Titel: Im Morgengrauen Kostenlos Bücher Online Lesen
Autoren: Christine Béchar
Vom Netzwerk:
du bist viel zu nah. Und was sollte ich schon mit dem Bild von einem so hässlichen Mädchen machen?“
    „ Höre bitte auf, mich aufzuziehen.“
    „ Nur wenn du mir erlaubst zu sagen, dass du hübsch bist.“
    „ Wenn es dich glücklich macht.“
    „ Du hast keine Ahnung wie.“
    „ Was ist jetzt mit dem Foto? Machst du eins? … Vom Berg natürlich, nicht von mir.“
    „ Klar.“
    „ Schönes Gerät.“
    „ Es kann einem Journalisten nicht schaden, wenn er das, worüber er berichtet, auch dokumentieren kann, falls kein Fotograf in der Nähe ist. Ich möchte Auslandskorrespondent werden, aus Krisengebieten berichten … Es sei denn, ich lerne bis dahin jemanden kennen.“
    „ Könnte es sein, dass du das Risiko liebst?“
    „ Sagen wir, dass ich hin und wieder nichts gegen einen kleinen Adrenalinstoß habe.“
    Schweigend liefen wir bis zu einem kleinen Fluss. Die Holzbrücke, die uns auf die andere Seite bringen sollte, war nicht gerade Vertrauen einflößend. Die Luft wurde kühler und der Geruch der Tannen war berauschend.
    „ Wir werden bald an einem Wasserfall mit einer Grotte ankommen. Wenn du willst, können wir auf die Felsen klettern, sie sind überhaupt nicht steil. Man muss nur vorsichtig sein, weil sie an manchen Stellen ziemlich rutschig sind.“
    „ Ich bin dabei.“
    Während wir den Weg hochliefen, hörte ich Wasser plätschern. Da ich nicht wusste, ob Yannick die Geräusche bereits vernehmen konnte, erwähnte ich sie mit keiner Silbe. Nach weiteren zweihundert Metern konnten wir sehen, wie ein Bach im steinigen Boden verschwand. Bald war das Aufprallen des Wassers auf dem Stein so laut, dass selbst ein menschliches Ohr es hören musste. Nach einigen Metern entdeckte ich ihn – oder sollte ich „sie“ sagen? Denn der Wasserfall strömte über mehrere Felsvorsprünge hinab. Bei jeder Ebene verlor er an Kraft. Es sah aus, als habe ein Riese Stufen in den Berg gemeißelt, um ihn besser erklimmen zu können. Beeindruckt und hingerissen fragte ich Yannick, ob er seinen Fotoapparat nicht rausholen wollte.
    „ Nur wenn ich dich fotografieren darf. Der Wasserfall allein interessiert mich nicht, den habe ich schon“, sagte er laut, damit ich ihn hören konnte. Eigentlich viel zu laut für meine Ohren.
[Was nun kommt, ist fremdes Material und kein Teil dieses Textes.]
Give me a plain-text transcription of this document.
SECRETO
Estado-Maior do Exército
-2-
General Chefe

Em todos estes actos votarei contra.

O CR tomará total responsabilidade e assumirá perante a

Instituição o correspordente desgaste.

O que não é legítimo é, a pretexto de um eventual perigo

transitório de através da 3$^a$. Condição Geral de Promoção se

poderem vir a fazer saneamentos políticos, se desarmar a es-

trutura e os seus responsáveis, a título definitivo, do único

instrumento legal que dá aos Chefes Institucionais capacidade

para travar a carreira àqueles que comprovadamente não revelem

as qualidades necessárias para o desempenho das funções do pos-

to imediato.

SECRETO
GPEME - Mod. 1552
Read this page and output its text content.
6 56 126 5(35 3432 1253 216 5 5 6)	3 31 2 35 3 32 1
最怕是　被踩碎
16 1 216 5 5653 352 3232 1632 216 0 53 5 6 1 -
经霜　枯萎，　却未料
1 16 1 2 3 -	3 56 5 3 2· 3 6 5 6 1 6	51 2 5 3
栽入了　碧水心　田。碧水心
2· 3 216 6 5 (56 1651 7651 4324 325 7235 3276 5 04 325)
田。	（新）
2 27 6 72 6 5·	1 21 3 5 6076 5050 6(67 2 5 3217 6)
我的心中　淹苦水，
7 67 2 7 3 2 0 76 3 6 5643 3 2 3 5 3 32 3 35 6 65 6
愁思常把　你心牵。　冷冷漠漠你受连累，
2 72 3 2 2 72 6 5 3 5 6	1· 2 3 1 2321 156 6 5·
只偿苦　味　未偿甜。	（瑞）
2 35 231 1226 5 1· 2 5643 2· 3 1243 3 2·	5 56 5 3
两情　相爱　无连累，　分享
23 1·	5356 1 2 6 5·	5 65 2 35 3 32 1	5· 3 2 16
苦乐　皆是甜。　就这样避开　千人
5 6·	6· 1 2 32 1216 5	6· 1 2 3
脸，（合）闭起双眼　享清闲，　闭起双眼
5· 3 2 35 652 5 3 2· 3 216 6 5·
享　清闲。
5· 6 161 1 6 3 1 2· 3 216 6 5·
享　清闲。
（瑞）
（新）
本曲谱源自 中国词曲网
    „ Du weißt, wie ich darüber denke“, wandte ich ein. „Ich könnte aber ein Bild von dir vor dem Wasserfall machen.“
    „ Nein danke. Ich habe einen Karton voll mit Bildern von mir, die ich nicht anschaue. Nun, wie sieht es aus? Gehen wir bis zum dritten Felsvorsprung?“
    „ Unbedingt. Wo ist denn die Grotte?“
    „ Man sieht sie nicht von hier aus. Sie befindet sich beim dritten Absatz hinter dem Wasserfall. Da es bis vor zwei Wochen ziemlich viel geregnet hat, könnte sie allerdings noch überschwemmt sein. Sollen wir?“
    Ich nickte, worauf er mich mit einer Handbewegung einlud, vorauszugehen. „Ladies first.“
    Also fing ich an zu klettern. Die erste Etappe war ein Kinderspiel, die zweite schon etwas kniffliger, weil rutschiger. Da der Fels weder glatt noch sehr steil war, erreichte ich dennoch ohne große Probleme den nächsten Vorsprung. Die Steigung, die nun folgte, verlief ähnlich. Ich war fast auf dem dritten Absatz angekommen, als ich auf dem glatten Stein ausrutschte. Reflexartig schrie ich: „Yannick!“
    Ich malte mir schon aus, wie ich ihn beim Stürzen mitriss und wir auf dem zweiten Vorsprung aufschlugen. Diese Befürchtung war unbegründet. Er befand sich zwar unter mir, aber eher zu meiner Linken. Während ich immer mehr Tempo aufnahm, sah ich, wie er einen Satz nach rechts machte. Ich fühlte, wie mich sein Körper gegen den Felsen drückte.
    „ Wo willst du hin? Bleib bei mir“, sagte er mir leise ins Ohr. Ich spürte seinen Atem an meiner Schläfe und zitterte am ganzen Körper, während mein Herz immer schneller schlug. Nur vor Schreck oder war das die Wirkung, die er auf mich hatte? Wahrscheinlich beides. „Keine Bange, ich halte dich fest. Dreh mal deinen Kopf nach rechts. Siehst du die Vertiefungen im Fels?“
    „ Ja.“
    „ Ich gehe mal zur Seite, damit du dich bewegen kannst. Mach erstmal einen Schritt nach rechts, und sobald du einen guten Halt hast, kannst du weiterklettern. Ich bleibe bei dir. Solltest du spüren, dass du rutschst, schrei ruhig, um mich zu warnen … Aber vielleicht möchtest du lieber runter?“
    „ Kommt nicht infrage.“
    Kurz bevor er mich losließ, hatte ich ein seltsames Gefühl, als würde er mein Haar küssen.